# It's gotten ugly!



## Rico (Jul 28, 2010)

So here I am, I have tried everything under the sun trying to be cordial and fair. I have tried to be reasonable with this woman and she has just become poison. This all started because I wanted her to split the debt equally with me regarding the credit cards. Now it's gotten to the point where she has taken the battery pack out of the thermostat where i live in the house, she has taken the insurance off of my car and refuses to sign over the vehicle to me and will not draft a document that would allow me to leave the residence. She wants me there to suffer. I want to move on with my life and let the lawyers handle the rest but she keeps telling me to leave the house without any document leaving me clear of any obligations to the home. My lawyer has told me that I am not to leave the home unless there is a drafted letter of some sort absolving me of any financial responsibility to the home.
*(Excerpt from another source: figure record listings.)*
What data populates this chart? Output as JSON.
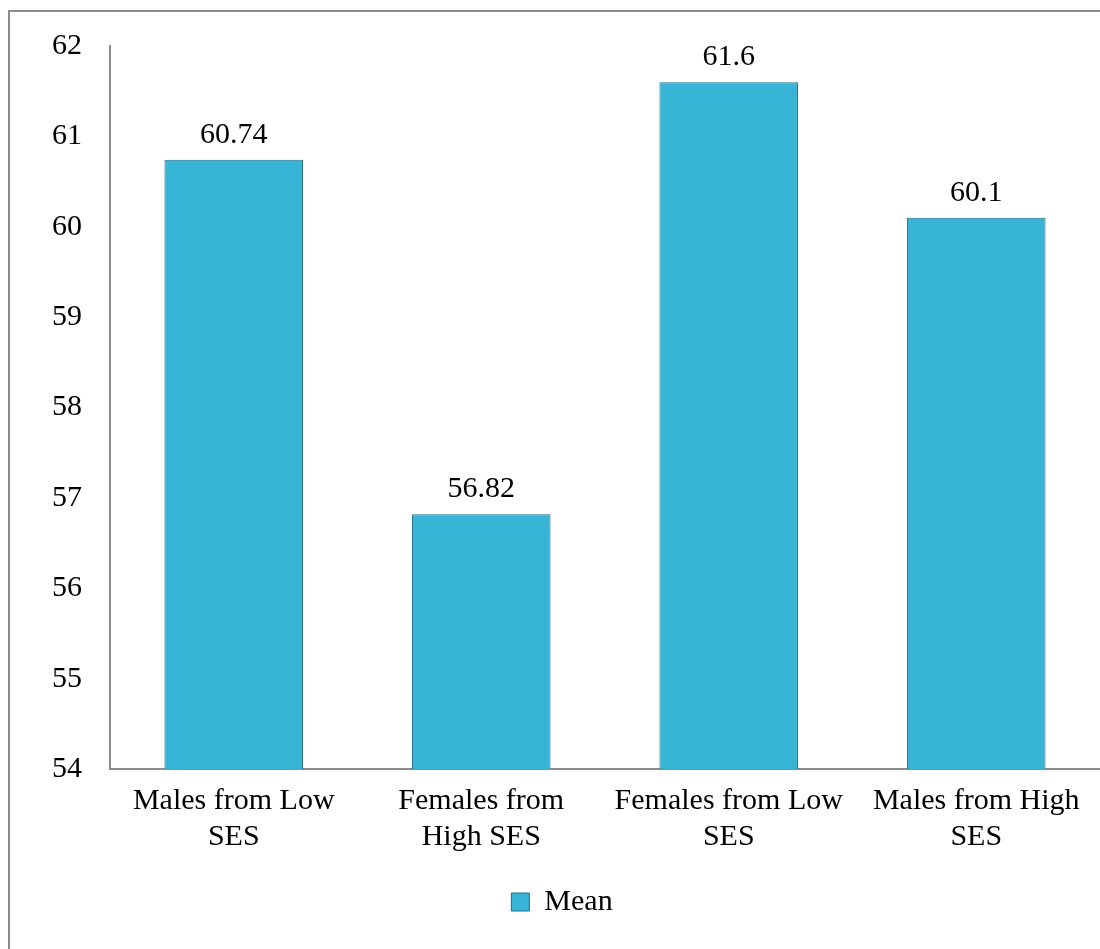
{
  "chart_data": {
    "type": "bar",
    "categories": [
      "Males from Low SES",
      "Females from High SES",
      "Females from Low SES",
      "Males from High SES"
    ],
    "series": [
      {
        "name": "Mean",
        "color": "#38b4d6",
        "values": [
          60.74,
          56.82,
          61.6,
          60.1
        ]
      }
    ],
    "ylim": [
      54,
      62
    ],
    "yticks": [
      54,
      55,
      56,
      57,
      58,
      59,
      60,
      61,
      62
    ],
    "data_labels": true,
    "legend": "bottom"
  }
}
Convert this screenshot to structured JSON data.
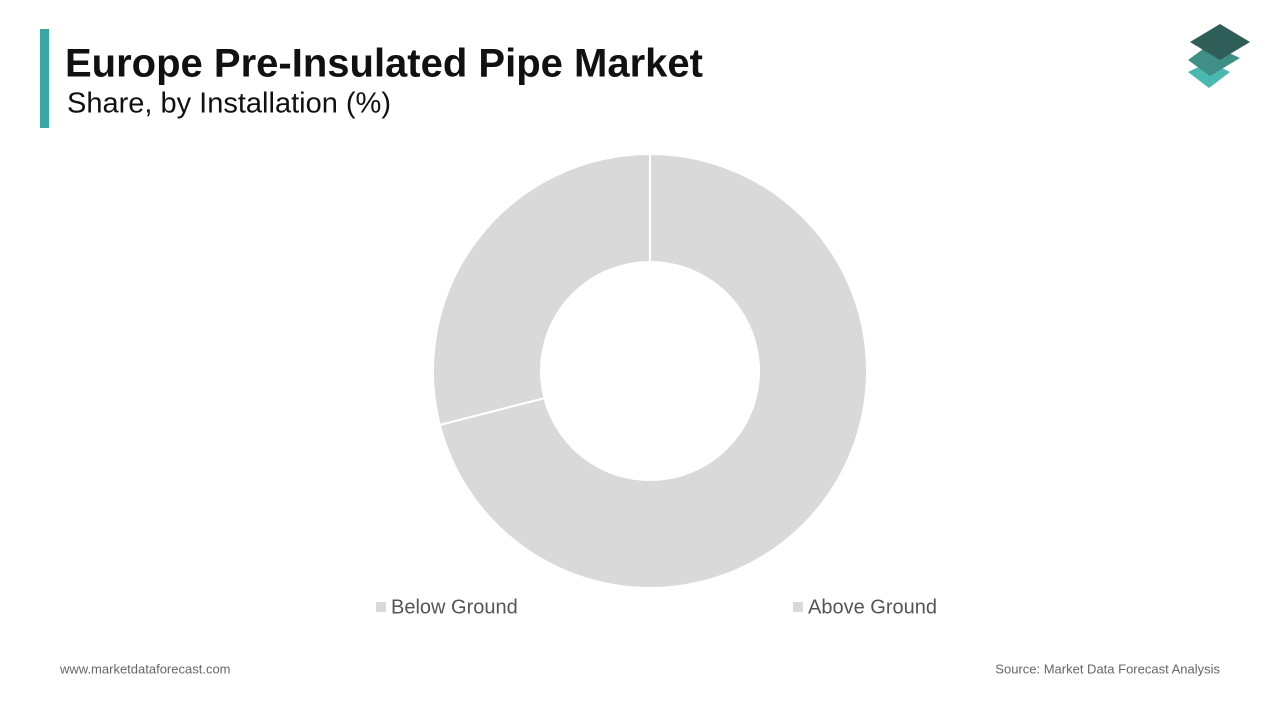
{
  "chart_data": {
    "type": "donut",
    "title": "Europe Pre-Insulated Pipe Market",
    "subtitle": "Share, by Installation (%)",
    "categories": [
      "Below Ground",
      "Above Ground"
    ],
    "values": [
      71,
      29
    ],
    "colors": [
      "#d9d9d9",
      "#d9d9d9"
    ],
    "legend": "bottom"
  },
  "footer": {
    "website": "www.marketdataforecast.com",
    "source": "Source: Market Data Forecast Analysis"
  }
}
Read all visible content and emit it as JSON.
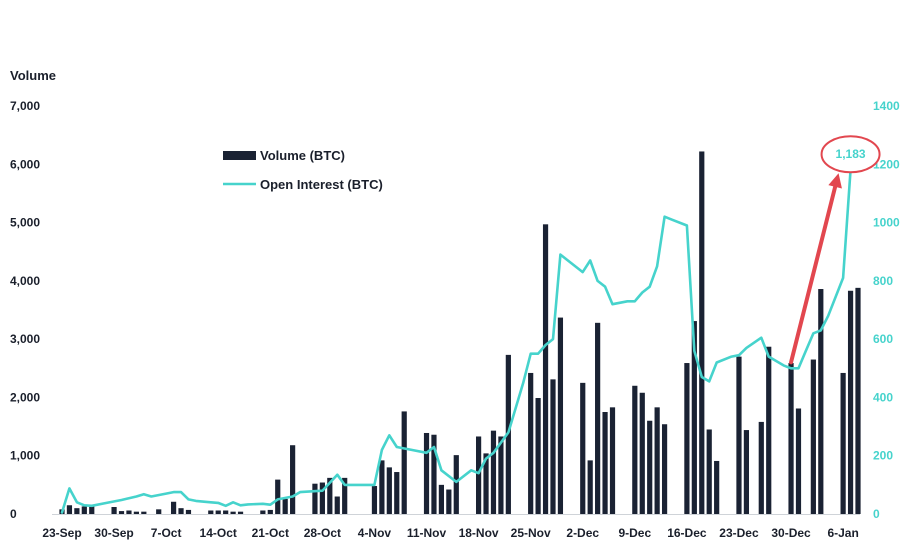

She wants to stay in the home and I want to sell it and be rid of it. She wants me to pay half the mortgage and I cannot do so , when I am paying the cards off and the utilities of the home as well, which she is also hording and taking and paying them from under me for me to seem negligent. My lawyer told me that I am responsible for whatever we were doing before the papers were served and was only responsible for what was equitable to my income. She makes more than I do, a bit more and I have taken the high road and told my lawyer that I want none of her money or pension, but she is making things very difficult so I have told him basically to go after whatever is fair and under law entitled to me. I never wanted it to get here and all I wanted was a clean and easy split, she go her way I go mine and just let me have my kids two days a week and every other weekend. Is she even allowed to do that before any proceedings have taken place. I mean the thermostat i could care less, it's getting nice over here, but the car insurance????


----------



## 827Aug (Apr 27, 2008)

I would say at this point go after her for alimony and part of her pension. She is the one wanting to go there.......


----------